Deep Extragalactic VIsible Legacy Survey (DEVILS): The sSFR-M$_{\star}$ plane part II: Starbursts, SFHs and AGN Feedback

TL;DR

This study investigates how different physical processes, including stochastic star formation and AGN feedback, influence galaxy evolution across the star formation rate-stellar mass plane, revealing mass-dependent mechanisms driving galaxy quenching.

Contribution

It provides observational evidence linking AGN activity to rapid star formation decline in massive galaxies, expanding understanding of galaxy quenching mechanisms.

Findings

Low-mass galaxies show flat SFHs with high SFR dispersion due to stochastic processes.

High-mass galaxies with high SFR dispersion are associated with AGN-driven quenching.

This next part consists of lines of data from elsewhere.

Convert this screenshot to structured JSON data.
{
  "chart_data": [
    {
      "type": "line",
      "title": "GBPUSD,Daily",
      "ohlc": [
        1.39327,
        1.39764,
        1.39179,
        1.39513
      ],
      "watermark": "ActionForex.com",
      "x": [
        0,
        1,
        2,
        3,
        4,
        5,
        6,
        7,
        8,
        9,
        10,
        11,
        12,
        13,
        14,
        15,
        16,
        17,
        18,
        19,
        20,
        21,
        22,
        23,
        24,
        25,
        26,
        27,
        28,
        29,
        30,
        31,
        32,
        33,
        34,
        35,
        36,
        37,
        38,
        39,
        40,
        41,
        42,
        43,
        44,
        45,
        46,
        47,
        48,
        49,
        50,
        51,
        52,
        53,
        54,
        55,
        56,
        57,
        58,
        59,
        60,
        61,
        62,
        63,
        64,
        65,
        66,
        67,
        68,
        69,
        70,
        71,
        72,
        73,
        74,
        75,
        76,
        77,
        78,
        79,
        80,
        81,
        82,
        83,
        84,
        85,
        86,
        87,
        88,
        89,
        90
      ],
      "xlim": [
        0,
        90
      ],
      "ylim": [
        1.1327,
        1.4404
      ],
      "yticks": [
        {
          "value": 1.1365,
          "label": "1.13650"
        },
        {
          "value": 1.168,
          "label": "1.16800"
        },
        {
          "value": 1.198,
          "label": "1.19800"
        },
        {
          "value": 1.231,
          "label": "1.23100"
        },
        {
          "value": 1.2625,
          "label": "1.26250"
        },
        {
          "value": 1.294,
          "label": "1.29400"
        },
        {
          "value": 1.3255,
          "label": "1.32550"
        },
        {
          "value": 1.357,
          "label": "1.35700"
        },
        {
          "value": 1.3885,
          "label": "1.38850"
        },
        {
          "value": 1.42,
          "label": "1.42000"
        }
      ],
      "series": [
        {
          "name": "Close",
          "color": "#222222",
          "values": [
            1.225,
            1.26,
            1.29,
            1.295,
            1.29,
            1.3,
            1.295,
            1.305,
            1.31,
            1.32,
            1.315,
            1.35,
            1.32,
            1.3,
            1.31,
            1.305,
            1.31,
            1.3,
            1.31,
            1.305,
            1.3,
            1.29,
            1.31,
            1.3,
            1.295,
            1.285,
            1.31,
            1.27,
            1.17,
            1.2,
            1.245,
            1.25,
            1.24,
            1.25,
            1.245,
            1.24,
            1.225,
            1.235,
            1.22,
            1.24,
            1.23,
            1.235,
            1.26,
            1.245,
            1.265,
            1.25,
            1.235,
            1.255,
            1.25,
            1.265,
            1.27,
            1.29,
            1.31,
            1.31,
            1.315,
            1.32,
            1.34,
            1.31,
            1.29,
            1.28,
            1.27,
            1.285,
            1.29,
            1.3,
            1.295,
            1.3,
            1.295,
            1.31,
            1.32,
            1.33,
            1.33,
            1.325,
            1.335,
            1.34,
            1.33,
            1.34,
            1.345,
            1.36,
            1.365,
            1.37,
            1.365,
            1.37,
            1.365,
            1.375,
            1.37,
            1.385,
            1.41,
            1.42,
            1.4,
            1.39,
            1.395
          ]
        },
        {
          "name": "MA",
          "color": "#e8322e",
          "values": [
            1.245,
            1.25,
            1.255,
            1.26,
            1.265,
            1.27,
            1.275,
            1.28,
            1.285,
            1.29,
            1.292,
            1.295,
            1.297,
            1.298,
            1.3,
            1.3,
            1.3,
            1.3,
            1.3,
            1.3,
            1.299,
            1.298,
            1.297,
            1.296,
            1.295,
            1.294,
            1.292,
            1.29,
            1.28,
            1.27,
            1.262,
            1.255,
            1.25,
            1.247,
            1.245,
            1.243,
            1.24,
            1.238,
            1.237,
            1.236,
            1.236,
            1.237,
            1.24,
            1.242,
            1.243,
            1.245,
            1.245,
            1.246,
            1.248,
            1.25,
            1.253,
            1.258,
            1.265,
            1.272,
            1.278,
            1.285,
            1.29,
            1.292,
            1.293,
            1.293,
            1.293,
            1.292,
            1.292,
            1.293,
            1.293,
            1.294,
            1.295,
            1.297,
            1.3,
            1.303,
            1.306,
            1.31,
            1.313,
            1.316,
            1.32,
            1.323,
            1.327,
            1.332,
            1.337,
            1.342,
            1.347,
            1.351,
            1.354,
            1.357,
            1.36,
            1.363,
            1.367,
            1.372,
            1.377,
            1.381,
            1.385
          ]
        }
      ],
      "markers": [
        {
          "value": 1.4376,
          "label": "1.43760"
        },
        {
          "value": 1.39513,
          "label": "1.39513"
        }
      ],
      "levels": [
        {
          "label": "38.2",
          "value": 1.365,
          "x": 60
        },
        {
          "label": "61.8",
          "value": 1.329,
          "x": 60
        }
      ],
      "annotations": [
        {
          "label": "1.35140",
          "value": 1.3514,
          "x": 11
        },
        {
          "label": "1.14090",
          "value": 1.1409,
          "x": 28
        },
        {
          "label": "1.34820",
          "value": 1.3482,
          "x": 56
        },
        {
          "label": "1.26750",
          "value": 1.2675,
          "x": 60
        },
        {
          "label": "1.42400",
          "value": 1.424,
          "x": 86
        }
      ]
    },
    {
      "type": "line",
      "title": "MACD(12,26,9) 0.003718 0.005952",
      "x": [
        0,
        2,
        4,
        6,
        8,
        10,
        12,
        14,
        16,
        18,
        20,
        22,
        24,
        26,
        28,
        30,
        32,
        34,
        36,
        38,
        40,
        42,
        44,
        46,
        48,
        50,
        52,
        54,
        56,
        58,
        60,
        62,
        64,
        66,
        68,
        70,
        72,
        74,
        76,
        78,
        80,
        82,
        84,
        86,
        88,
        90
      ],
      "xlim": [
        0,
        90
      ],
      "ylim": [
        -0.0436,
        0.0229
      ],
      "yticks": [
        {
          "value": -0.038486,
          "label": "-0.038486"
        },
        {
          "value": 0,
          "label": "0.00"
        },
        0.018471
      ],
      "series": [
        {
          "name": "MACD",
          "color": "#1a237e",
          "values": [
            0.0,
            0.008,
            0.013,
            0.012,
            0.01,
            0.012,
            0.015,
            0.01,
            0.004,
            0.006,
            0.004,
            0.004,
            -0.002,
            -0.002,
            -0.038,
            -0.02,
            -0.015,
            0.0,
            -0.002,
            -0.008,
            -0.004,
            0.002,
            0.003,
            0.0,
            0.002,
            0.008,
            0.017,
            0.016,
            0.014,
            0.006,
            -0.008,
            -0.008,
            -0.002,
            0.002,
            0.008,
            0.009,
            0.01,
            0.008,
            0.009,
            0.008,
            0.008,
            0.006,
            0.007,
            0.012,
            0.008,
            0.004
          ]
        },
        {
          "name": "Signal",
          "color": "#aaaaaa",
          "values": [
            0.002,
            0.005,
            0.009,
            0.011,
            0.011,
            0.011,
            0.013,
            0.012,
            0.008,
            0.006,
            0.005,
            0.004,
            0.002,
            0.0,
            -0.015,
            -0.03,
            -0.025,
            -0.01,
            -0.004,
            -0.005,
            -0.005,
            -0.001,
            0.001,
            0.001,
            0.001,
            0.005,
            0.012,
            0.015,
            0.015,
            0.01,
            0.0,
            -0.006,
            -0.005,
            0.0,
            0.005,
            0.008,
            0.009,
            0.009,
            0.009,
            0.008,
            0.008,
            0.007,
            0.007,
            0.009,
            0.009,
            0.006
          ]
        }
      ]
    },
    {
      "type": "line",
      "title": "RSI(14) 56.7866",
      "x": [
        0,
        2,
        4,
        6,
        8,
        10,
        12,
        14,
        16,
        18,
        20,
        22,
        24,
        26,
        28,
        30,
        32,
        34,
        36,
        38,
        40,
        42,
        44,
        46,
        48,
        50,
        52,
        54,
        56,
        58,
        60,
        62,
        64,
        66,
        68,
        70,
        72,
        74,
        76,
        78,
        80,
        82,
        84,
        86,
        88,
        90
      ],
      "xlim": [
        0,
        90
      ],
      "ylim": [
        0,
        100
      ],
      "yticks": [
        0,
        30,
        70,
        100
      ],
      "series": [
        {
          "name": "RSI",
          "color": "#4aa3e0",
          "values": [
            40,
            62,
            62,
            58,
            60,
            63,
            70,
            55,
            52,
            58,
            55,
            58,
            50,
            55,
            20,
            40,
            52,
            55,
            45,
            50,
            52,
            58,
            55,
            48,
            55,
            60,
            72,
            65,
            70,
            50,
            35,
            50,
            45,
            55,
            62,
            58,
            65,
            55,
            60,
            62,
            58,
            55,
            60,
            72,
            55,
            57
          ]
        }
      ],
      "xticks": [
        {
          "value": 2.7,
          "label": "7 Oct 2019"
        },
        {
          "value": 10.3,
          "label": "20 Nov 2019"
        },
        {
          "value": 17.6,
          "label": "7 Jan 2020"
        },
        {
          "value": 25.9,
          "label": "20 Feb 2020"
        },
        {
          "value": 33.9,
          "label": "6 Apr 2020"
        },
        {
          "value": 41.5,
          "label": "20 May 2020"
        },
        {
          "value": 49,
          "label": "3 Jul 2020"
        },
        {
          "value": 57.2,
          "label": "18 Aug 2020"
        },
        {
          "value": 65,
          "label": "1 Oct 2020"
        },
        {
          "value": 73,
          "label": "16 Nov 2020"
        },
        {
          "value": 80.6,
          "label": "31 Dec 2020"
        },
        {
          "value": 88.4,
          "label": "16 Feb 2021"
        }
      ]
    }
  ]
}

AGN feedback is identified as the main driver of rapid star formation decline in massive galaxies.

Abstract

In part I of this series we discussed the variation of star-formation histories (SFHs) across the specific star formation rate - stellar mass plane (sSFR-M$_{\star}$) using the Deep Extragalactic VIsible Legacy Survey (DEVILS). Here we explore the physical mechanisms that are likely driving these observational trends, by comparing the properties of galaxies with common recent SFH shapes. Overall, we find that the processes shaping the movement of galaxies through the sSFR-M$_{\star}$ plane can be be largely split into two stellar mass regimes, bounded by the minimum SFR dispersion ($\sigma_{SFR}$) point. At lower stellar masses we find that large $\sigma_{SFR}$ values are likely observed due to a combination of stochastic star-formation processes and a large variety in absolute sSFR values, but relatively constant/flat SFHs. While at higher stellar masses we see strong observational evidence that Active Galactic Nuclei (AGN) are associated with rapidly declining SFHs, and that these galaxies reside in the high $\sigma_{SFR}$ region of the plane. As such, we suggest that AGN feedback, leading to galaxy quenching, is the primary driver of the high $\sigma_{SFR}$ values. These results are consistent with previous theoretical interpretations of the $\sigma_{SFR}$-M$_{\star}$ relation.